Mudanças de identidade e autoimagem após a maternidade.

Conforme anteriormente dito, a mulher que passa por este fenômeno, tende a se sentir indigna do seu sucesso e sente que será repentinamente descoberta como fraude.

Sabendo também que a maternidade é uma das experiências e transições mais significativas na vida de uma mulher, é natural que exista um “período” de “ajuste” e que algumas características de sua identidade possam sofrer algumas mudanças depois da maternidade. Cuidar de um outro ser humano é um desafio muito quando quando existem mudanças hormonais envolvidas, além de pressões externas vindo de todos os jeitos.

Mulheres que se tornam mães, passando por este fenômeno, tendem a desencadear sensações de não serem boas mães. A comparação surge junto com inseguranças em relação às suas habilidades e passam a questionar a sua real capacidade de garantir que as expectativas impostas pela sociedade e/ou por elas mesmas sejam cumpridas.

Assim como a nossa digital é única, nós também somos seres únicos e desta forma, precisamos saber (mesmo!) que cada um responde de maneiras diferentes às suas próprias maternidades. Ou seja, nem todas as mulheres irão vivenciar mudanças intensas em suas identidades, por exemplo. Algumas, de algum jeito, encontrarão caminhos de administrar e desenvolver sua autoconfiança a medida que o tempo passa, enquanto outras, terão muitas dificuldades.

Caso você se identifica com tudo que mencionei, e sente que esteja enfrentando desafios emocionais depois da maternidade, busque apoio profissional adequado. Procure por um profissional que seja da saúde mental, como um psicólogo ou terapeuta.
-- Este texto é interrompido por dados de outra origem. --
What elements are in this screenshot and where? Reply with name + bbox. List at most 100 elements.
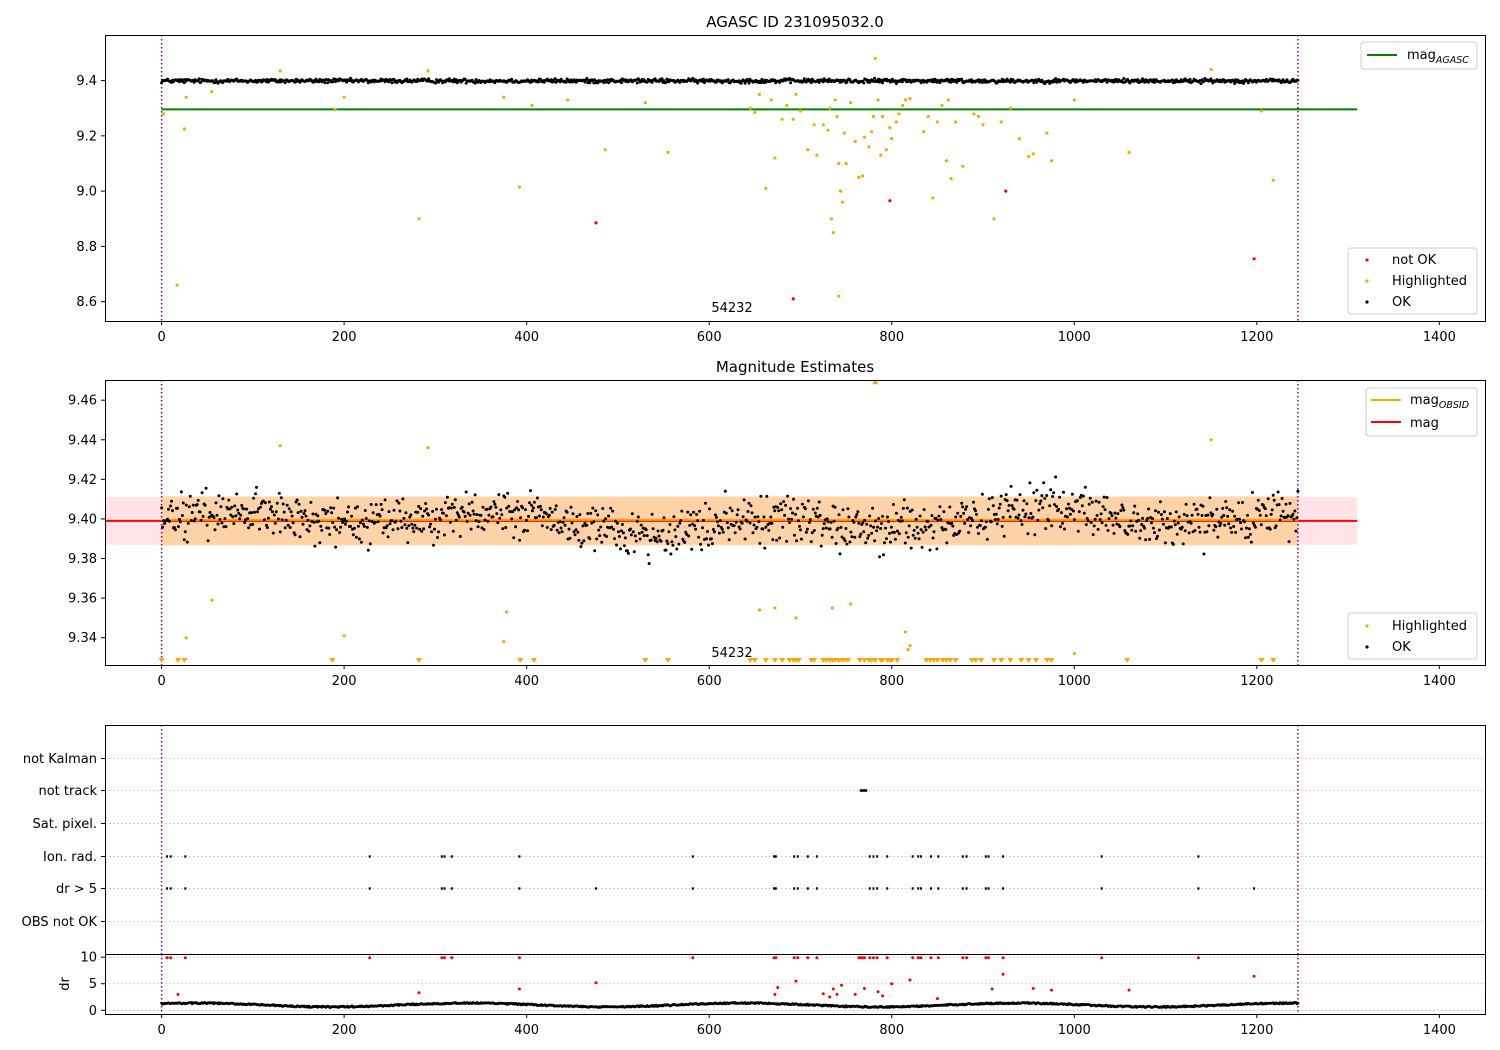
- dr-point-not-ok: [806, 956, 810, 960]
- mag-estimates-point-ok: [548, 506, 552, 510]
- mag-estimates-point-ok: [443, 501, 447, 505]
- mag-estimates-point-ok: [1028, 481, 1032, 485]
- agasc-point-ok: [383, 80, 387, 84]
- flags-marker: [443, 855, 446, 858]
- mag-estimates-x-tick-label: 200: [332, 674, 357, 689]
- agasc-point-ok: [955, 80, 959, 84]
- mag-estimates-point-ok: [1276, 490, 1280, 494]
- mag-estimates-point-ok: [1272, 498, 1276, 502]
- mag-estimates-point-ok: [299, 509, 303, 513]
- mag-estimates-point-ok: [231, 515, 235, 519]
- agasc-point-highlighted: [849, 101, 853, 105]
- mag-estimates-point-ok: [370, 520, 374, 523]
- svg-text:magOBSID: magOBSID: [1410, 393, 1469, 411]
- agasc-point-not-ok: [791, 297, 795, 301]
- mag-estimates-point-ok: [887, 520, 890, 523]
- mag-estimates-point-ok: [214, 501, 218, 505]
- mag-estimates-point-ok: [575, 515, 579, 518]
- mag-estimates-point-ok: [182, 538, 186, 542]
- mag-estimates-point-ok: [1261, 503, 1265, 507]
- mag-estimates-point-ok: [688, 523, 692, 527]
- dr-point-not-ok: [440, 956, 444, 960]
- mag-estimates-point-ok: [734, 520, 738, 524]
- mag-estimates-point-ok: [424, 502, 428, 505]
- mag-estimates-point-ok: [806, 499, 810, 503]
- mag-estimates-point-ok: [423, 509, 427, 513]
- flags-marker: [1002, 855, 1005, 858]
- mag-estimates-point-ok: [349, 524, 352, 528]
- mag-estimates-point-ok: [287, 507, 291, 511]
- agasc-point-highlighted: [829, 217, 834, 221]
- mag-estimates-offscale-low-marker: [1124, 658, 1131, 663]
- agasc-point-ok: [405, 77, 409, 81]
- mag-estimates-point-ok: [714, 515, 718, 519]
- mag-estimates-point-ok: [481, 505, 485, 509]
- mag-estimates-point-ok: [290, 514, 294, 518]
- mag-estimates-point-ok: [1021, 508, 1025, 512]
- mag-estimates-point-ok: [645, 534, 649, 538]
- mag-estimates-point-ok: [504, 526, 508, 529]
- mag-estimates-point-ok: [881, 514, 884, 518]
- mag-estimates-point-ok: [718, 519, 722, 523]
- mag-estimates-point-ok: [912, 528, 916, 532]
- mag-estimates-point-ok: [937, 514, 941, 518]
- agasc-point-ok: [1011, 78, 1015, 82]
- mag-estimates-point-ok: [273, 521, 277, 525]
- flags-marker: [518, 855, 521, 858]
- agasc-point-highlighted: [666, 150, 670, 154]
- mag-estimates-point-ok: [217, 494, 221, 498]
- mag-estimates-point-ok: [1160, 517, 1164, 521]
- mag-estimates-y-tick-label: 9.38: [68, 552, 97, 567]
- agasc-point-ok: [182, 81, 186, 85]
- mag-estimates-point-ok: [306, 518, 310, 522]
- flags-marker: [1253, 887, 1256, 890]
- mag-estimates-point-ok: [1002, 534, 1006, 538]
- mag-estimates-point-ok: [1031, 515, 1035, 519]
- mag-estimates-point-ok: [449, 506, 453, 510]
- mag-estimates-point-ok: [466, 511, 470, 515]
- mag-estimates-point-ok: [313, 544, 317, 548]
- mag-estimates-point-ok: [400, 526, 404, 529]
- mag-estimates-point-ok: [757, 520, 761, 524]
- mag-estimates-point-ok: [391, 528, 395, 532]
- mag-estimates-point-ok: [983, 525, 987, 529]
- flags-marker: [984, 887, 987, 890]
- agasc-point-highlighted: [946, 98, 950, 102]
- mag-estimates-point-ok: [732, 524, 736, 528]
- mag-estimates-point-ok: [770, 521, 774, 525]
- mag-estimates-x-tick-label: 1000: [1058, 674, 1091, 689]
- mag-estimates-offscale-low-marker: [998, 658, 1005, 663]
- mag-estimates-point-ok: [1237, 501, 1241, 505]
- mag-estimates-point-ok: [1111, 523, 1115, 527]
- mag-estimates-point-ok: [537, 514, 541, 518]
- mag-estimates-point-ok: [454, 518, 458, 522]
- mag-estimates-point-ok: [1222, 514, 1226, 517]
- dr-x-tick-label: 0: [157, 1023, 165, 1038]
- mag-estimates-point-ok: [453, 498, 457, 502]
- mag-estimates-point-ok: [1198, 530, 1202, 534]
- agasc-point-not-ok: [1004, 189, 1008, 193]
- mag-estimates-point-ok: [1227, 522, 1231, 526]
- mag-estimates-point-ok: [713, 513, 717, 517]
- mag-estimates-obsid-label: 54232: [711, 646, 752, 661]
- mag-estimates-point-ok: [620, 523, 624, 526]
- mag-estimates-offscale-low-marker: [872, 658, 879, 663]
- mag-estimates-point-ok: [727, 538, 731, 542]
- mag-estimates-point-ok: [720, 527, 724, 531]
- mag-estimates-point-ok: [721, 530, 725, 534]
- mag-estimates-point-ok: [1192, 502, 1196, 506]
- mag-estimates-point-ok: [609, 506, 613, 510]
- mag-estimates-point-ok: [650, 512, 654, 516]
- mag-estimates-point-ok: [1217, 520, 1221, 524]
- agasc-point-ok: [743, 81, 747, 85]
- mag-estimates-point-ok: [659, 539, 663, 543]
- mag-estimates-point-ok: [1027, 516, 1031, 520]
- agasc-point-highlighted: [812, 123, 816, 127]
- mag-estimates-point-ok: [283, 526, 287, 530]
- mag-estimates-point-ok: [307, 529, 311, 533]
- agasc-point-highlighted: [926, 114, 930, 119]
- mag-estimates-point-ok: [450, 502, 454, 506]
- mag-estimates-point-ok: [780, 508, 784, 512]
- mag-estimates-point-ok: [758, 541, 762, 545]
- mag-estimates-point-ok: [330, 511, 334, 515]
Apoio de familiares, amigos e grupos sempre serão bem-vindos neste processo mas a terapia é algo que eu recomendo.

Como Superar a Síndrome de Impostora na Maternidade?
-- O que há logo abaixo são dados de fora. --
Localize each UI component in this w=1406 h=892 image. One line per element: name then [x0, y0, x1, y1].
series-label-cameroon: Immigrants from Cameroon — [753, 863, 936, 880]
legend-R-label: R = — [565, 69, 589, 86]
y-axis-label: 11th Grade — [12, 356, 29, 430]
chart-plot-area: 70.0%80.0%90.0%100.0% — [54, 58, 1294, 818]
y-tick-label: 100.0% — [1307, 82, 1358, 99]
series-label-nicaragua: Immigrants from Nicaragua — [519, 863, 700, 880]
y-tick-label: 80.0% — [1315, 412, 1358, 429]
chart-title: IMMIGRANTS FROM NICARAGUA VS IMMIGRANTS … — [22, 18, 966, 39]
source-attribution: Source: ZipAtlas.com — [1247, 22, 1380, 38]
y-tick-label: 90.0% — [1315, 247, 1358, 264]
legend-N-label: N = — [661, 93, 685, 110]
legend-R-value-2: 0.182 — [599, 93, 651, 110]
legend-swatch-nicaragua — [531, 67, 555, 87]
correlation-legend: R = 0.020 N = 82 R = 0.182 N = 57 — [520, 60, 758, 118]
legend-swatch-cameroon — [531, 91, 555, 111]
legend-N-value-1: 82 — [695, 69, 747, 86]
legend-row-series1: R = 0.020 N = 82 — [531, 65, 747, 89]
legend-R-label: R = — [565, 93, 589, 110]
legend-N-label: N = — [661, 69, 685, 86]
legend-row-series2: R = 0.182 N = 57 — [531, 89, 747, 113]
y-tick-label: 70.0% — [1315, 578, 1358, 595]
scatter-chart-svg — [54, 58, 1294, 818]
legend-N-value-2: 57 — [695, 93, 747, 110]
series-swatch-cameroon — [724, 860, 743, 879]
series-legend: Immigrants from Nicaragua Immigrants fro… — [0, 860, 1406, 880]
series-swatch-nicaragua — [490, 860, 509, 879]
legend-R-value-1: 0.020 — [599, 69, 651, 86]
Esta é uma resposta de bilhões de dólares, senão, de trilhões. Não sabemos reconhecer nossos sentimentos, temos dificuldade em buscar apoio. Os desafios com os pensamentos autocríticos surgem como uma avalanche diariamente. Como se cultiva uma mente com maior autorrespeito e senso de autocompaixão?

Estas são reflexões que merecem e precisam ser feitas por todas nós. Este fenômeno é um desafio real que afeta a confiança e bem-estar. Busque apoio de algum profissional, para assim, você ter mais possibilidades em se aceitar, e desfrutar da sua própria vida.